From Jijamata Park to Jurassic World: Indians loved the Dinosaur franchise for the fictitious new species IndominusRex and Irrfan Khan
From Jijamata Park to Jurassic World: Indians loved the Dinosaur franchise for the fictitious new species IndominusRex and Irrfan Khan
It was Steven Spielberg who had introduced us to the world of Dinos with his 'Jurassic Park' (1993), a science horror thriller.

London: Exactly 22 years back, we Indians just like the rest of the world cast our eyes at CGI created Dinosaurs which made our jaws almost touching the ground. It was Steven Spielberg who had introduced us to the world of Dinos with his 'Jurassic Park' (1993), a science horror thriller. Spielberg had given a new creature to the world to marvel at, which was larger than life in every sense. There were many scenes in the film which were frightening and it got the Indian audience hooked to creature based films. Films like 'Godzilla' (1998), 'The Lost World: Jurassic Park' (1997), 'Jurassic Park 3' (2001) were a runaway success at the Indian theatres.

Years later, Ram Gopal Varma had incorporated a funny line in his grim underworld thriller 'Satya' (1998), when Manoj Bajpai as Bhiku Mhatre referred to Jurassic Park as Jijamata Park. “Isko Le Gaya Tha Main wo film. Kaun Se Thi wo? Chipkali ke bare main? Haan...wo Jijamata Park (I had taken her to that film. Which one? Something on the lizards?

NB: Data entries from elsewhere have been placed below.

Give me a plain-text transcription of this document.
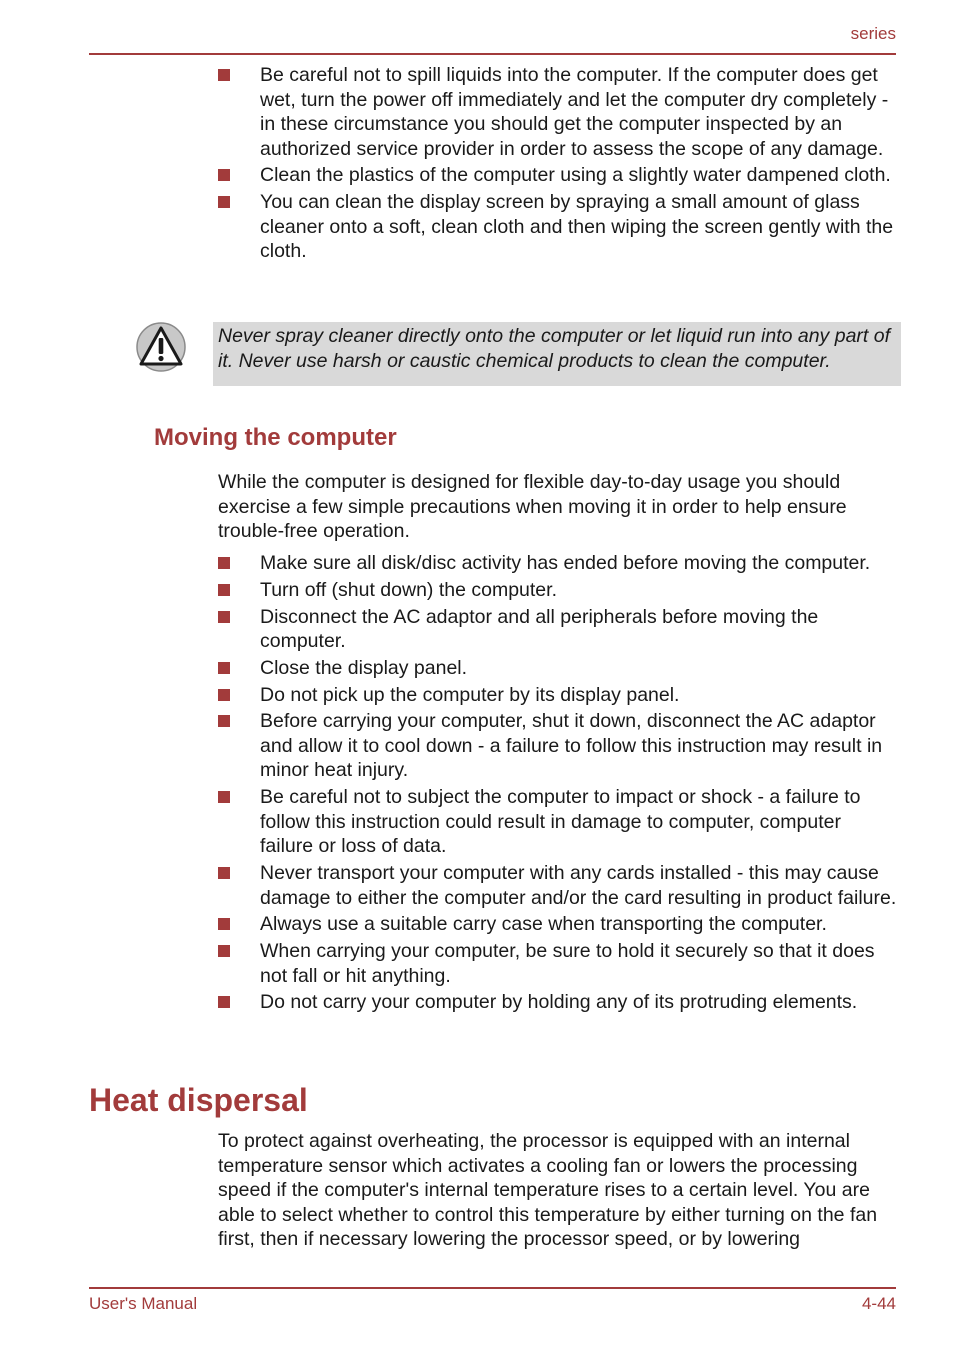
series
Be careful not to spill liquids into the computer. If the computer does get wet, turn the power off immediately and let the computer dry completely - in these circumstance you should get the computer inspected by an authorized service provider in order to assess the scope of any damage.
Clean the plastics of the computer using a slightly water dampened cloth.
You can clean the display screen by spraying a small amount of glass cleaner onto a soft, clean cloth and then wiping the screen gently with the cloth.
Never spray cleaner directly onto the computer or let liquid run into any part of it. Never use harsh or caustic chemical products to clean the computer.
Moving the computer
While the computer is designed for flexible day-to-day usage you should exercise a few simple precautions when moving it in order to help ensure trouble-free operation.
Make sure all disk/disc activity has ended before moving the computer.
Turn off (shut down) the computer.
Disconnect the AC adaptor and all peripherals before moving the computer.
Close the display panel.
Do not pick up the computer by its display panel.
Before carrying your computer, shut it down, disconnect the AC adaptor and allow it to cool down - a failure to follow this instruction may result in minor heat injury.
Be careful not to subject the computer to impact or shock - a failure to follow this instruction could result in damage to computer, computer failure or loss of data.
Never transport your computer with any cards installed - this may cause damage to either the computer and/or the card resulting in product failure.
Always use a suitable carry case when transporting the computer.
When carrying your computer, be sure to hold it securely so that it does not fall or hit anything.
Do not carry your computer by holding any of its protruding elements.
Heat dispersal
To protect against overheating, the processor is equipped with an internal temperature sensor which activates a cooling fan or lowers the processing speed if the computer's internal temperature rises to a certain level. You are able to select whether to control this temperature by either turning on the fan first, then if necessary lowering the processor speed, or by lowering
User's Manual	4-44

Yes...that Jijamata Park,” Mahtre in the film explained the perception of an average audience who were way too astonished about the giant lizard like animal terrorising the audience.

Filmmaker Steven Spielberg had not just digitally developed a gigantic animal but had also convinced everyone with an absurd idea germinating from bioengineering cloning of extracting DNA of dinosaurs from mosquitoes combining it with DNA from frog. The Tyrannosaurus Rex had gripped the minds of movie goers, just as the blood dripping fangs did back in 1958 when Christopher Lee flashed it on the screen in first of its kind, spine chilling 'Dracula' (1958).

Colin Trevorrow in the fourth instalment Jurassic World offered the audience a ‘paper dino’ called Indominus Rex- a genetically modified top predator in the food chain which has the lethal genetic makeup acquired from T Rex, Tree Frog, Cattle Fish and Velociraptor which lives upto its enormity on screen but fails to scare the shit out of us. Blame it to lack of novelty that Speilberg’s T Rex had created or simply an overdose of many dinos straying in the theme park, but the new-generation audience were unmoved with Indominus Rex. Not to forget Indominus Rex never ever existed, going by the theories of palaeontologists, thus, the audience refused to take it seriously.

After the stupendous success of Piku, Irrfan Khan is the top flavour of the season and his international outing has always made the Indian audience curious. Irrfan as Simon Masrani, CEO of the Masrani Global Corporation makes an impactful presence in Jurassic World. “Dinosaurs do not spell magic anymore,” he made everyone realise. After playing Piscine Patel in Ang Lee’s Life of Pi and the villainous Dr Ratha in The Amazing Spider Man, Irrfan’s outing in the Dinosaur film was watchable. Audience were not as excited to watch the dinosaurs as much they were to watch Irrfan alongwith the Hollywood stars Chris Patt, Bryce Dallas Howard and Vincent D’ Onofrio.

Alas, the visually dazzling presentation was a magnanimous presentation for the new generation viewers who would look at Dinosaur as just another celluloid monster.